Все это очень демократично. Разве мы виноваты, если женщина не была знакома в течение как минимум пяти лет с шестью членами ЛИУК, которые готовы за нее поручиться?
Знаю, может показаться, будто я хвастаюсь. Но в самом деле, мне нужно обрисовать вам всю картину, чтобы вы в полной мере оценили работу Лиги избранных Уиллоу-Крика и поняли, как я оказалась в нынешнем ужасном положении.
Как ни странно, в тот день, когда моя жизнь пошла наперекосяк, я проснулась в прекрасном расположении духа. Я встала с постели и вдруг почувствовала тошноту. Меня тошнит!!!
Взволнованная, я кинулась в ванную – роскошную комнату, которая, смею уверить, превышает по площади многие дома по ту сторону железнодорожных путей Уиллоу-Крика, наклонилась над унитазом, и меня вырвало. Ну, скажем, почти вырвало. Я ликовала. Утренняя тошнота!..

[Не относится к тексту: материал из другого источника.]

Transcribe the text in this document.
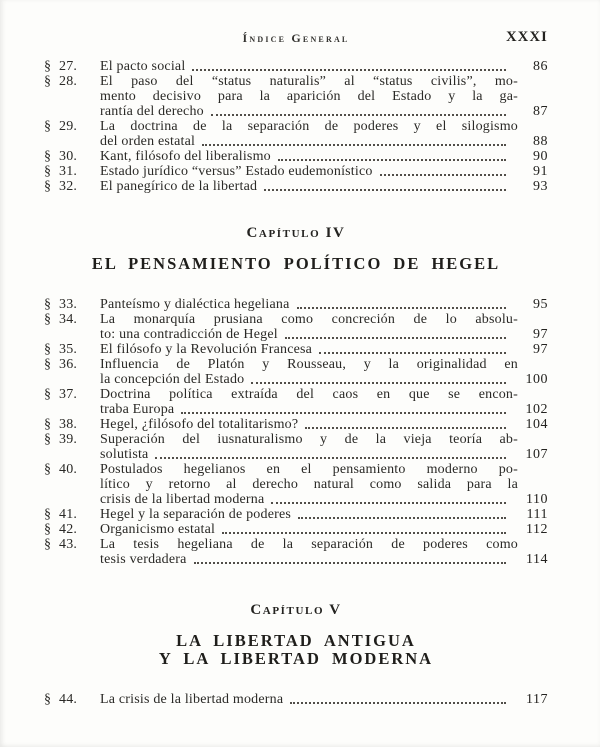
Índice General	XXXI
§ 27. El pacto social	86
§ 28. El paso del “status naturalis” al “status civilis”, mo-
mento decisivo para la aparición del Estado y la ga-
rantía del derecho	87
§ 29. La doctrina de la separación de poderes y el silogismo
del orden estatal	88
§ 30. Kant, filósofo del liberalismo	90
§ 31. Estado jurídico “versus” Estado eudemonístico	91
§ 32. El panegírico de la libertad	93
Capítulo IV
EL PENSAMIENTO POLÍTICO DE HEGEL
§ 33. Panteísmo y dialéctica hegeliana	95
§ 34. La monarquía prusiana como concreción de lo absolu-
to: una contradicción de Hegel	97
§ 35. El filósofo y la Revolución Francesa	97
§ 36. Influencia de Platón y Rousseau, y la originalidad en
la concepción del Estado	100
§ 37. Doctrina política extraída del caos en que se encon-
traba Europa	102
§ 38. Hegel, ¿filósofo del totalitarismo?	104
§ 39. Superación del iusnaturalismo y de la vieja teoría ab-
solutista	107
§ 40. Postulados hegelianos en el pensamiento moderno po-
lítico y retorno al derecho natural como salida para la
crisis de la libertad moderna	110
§ 41. Hegel y la separación de poderes	111
§ 42. Organicismo estatal	112
§ 43. La tesis hegeliana de la separación de poderes como
tesis verdadera	114
Capítulo V
LA LIBERTAD ANTIGUA
Y LA LIBERTAD MODERNA
§ 44. La crisis de la libertad moderna	117
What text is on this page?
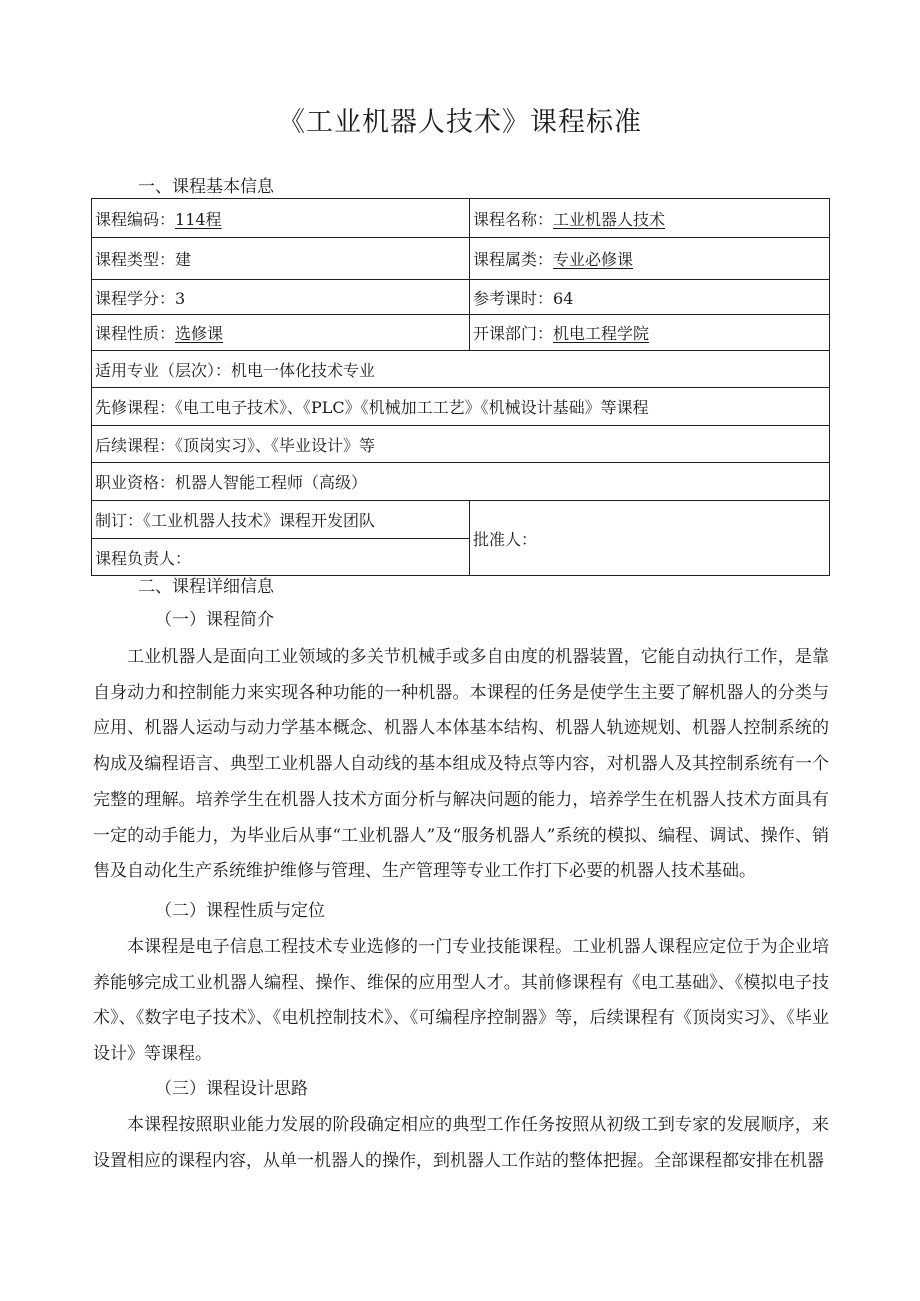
《工业机器人技术》课程标准
一、课程基本信息
课程编码：114程	课程名称：工业机器人技术
课程类型：建	课程属类：专业必修课
课程学分：3	参考课时：64
课程性质：选修课	开课部门：机电工程学院
适用专业（层次）：机电一体化技术专业	
先修课程：《电工电子技术》、《PLC》《机械加工工艺》《机械设计基础》等课程	
后续课程：《顶岗实习》、《毕业设计》等	
职业资格：机器人智能工程师（高级）	
制订：《工业机器人技术》课程开发团队	批准人：
课程负责人：	
二、课程详细信息
（一）课程简介

工业机器人是面向工业领域的多关节机械手或多自由度的机器装置，它能自动执行工作，是靠自身动力和控制能力来实现各种功能的一种机器。本课程的任务是使学生主要了解机器人的分类与应用、机器人运动与动力学基本概念、机器人本体基本结构、机器人轨迹规划、机器人控制系统的构成及编程语言、典型工业机器人自动线的基本组成及特点等内容，对机器人及其控制系统有一个完整的理解。培养学生在机器人技术方面分析与解决问题的能力，培养学生在机器人技术方面具有一定的动手能力，为毕业后从事“工业机器人”及“服务机器人”系统的模拟、编程、调试、操作、销售及自动化生产系统维护维修与管理、生产管理等专业工作打下必要的机器人技术基础。

（二）课程性质与定位

本课程是电子信息工程技术专业选修的一门专业技能课程。工业机器人课程应定位于为企业培养能够完成工业机器人编程、操作、维保的应用型人才。其前修课程有《电工基础》、《模拟电子技术》、《数字电子技术》、《电机控制技术》、《可编程序控制器》等，后续课程有《顶岗实习》、《毕业设计》等课程。

（三）课程设计思路

本课程按照职业能力发展的阶段确定相应的典型工作任务按照从初级工到专家的发展顺序，来设置相应的课程内容，从单一机器人的操作，到机器人工作站的整体把握。全部课程都安排在机器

В качестве еще одного подтверждения моего деликатного положения мой обычно плоский живот выпирал – вследствие беременности, как я была уверена, а вовсе не из-за пяти кусочков торта с двойным слоем шоколада, которые я съела накануне вечером, пребывая в глубокой депрессии, оттого что мне так не хватает малютки Фредерика или Фредерики.
Других доказательств мне не требовалось. После шести долгих лет безуспешных попыток забеременеть, шести долгих лет секса, сначала спонтанного, а потом по графику, в сочетании со всеми известными методами лечения бесплодия, я оказалась в положении. Наконец-то «танец живота» дал более значимый результат, чем благотворительный денежный взнос.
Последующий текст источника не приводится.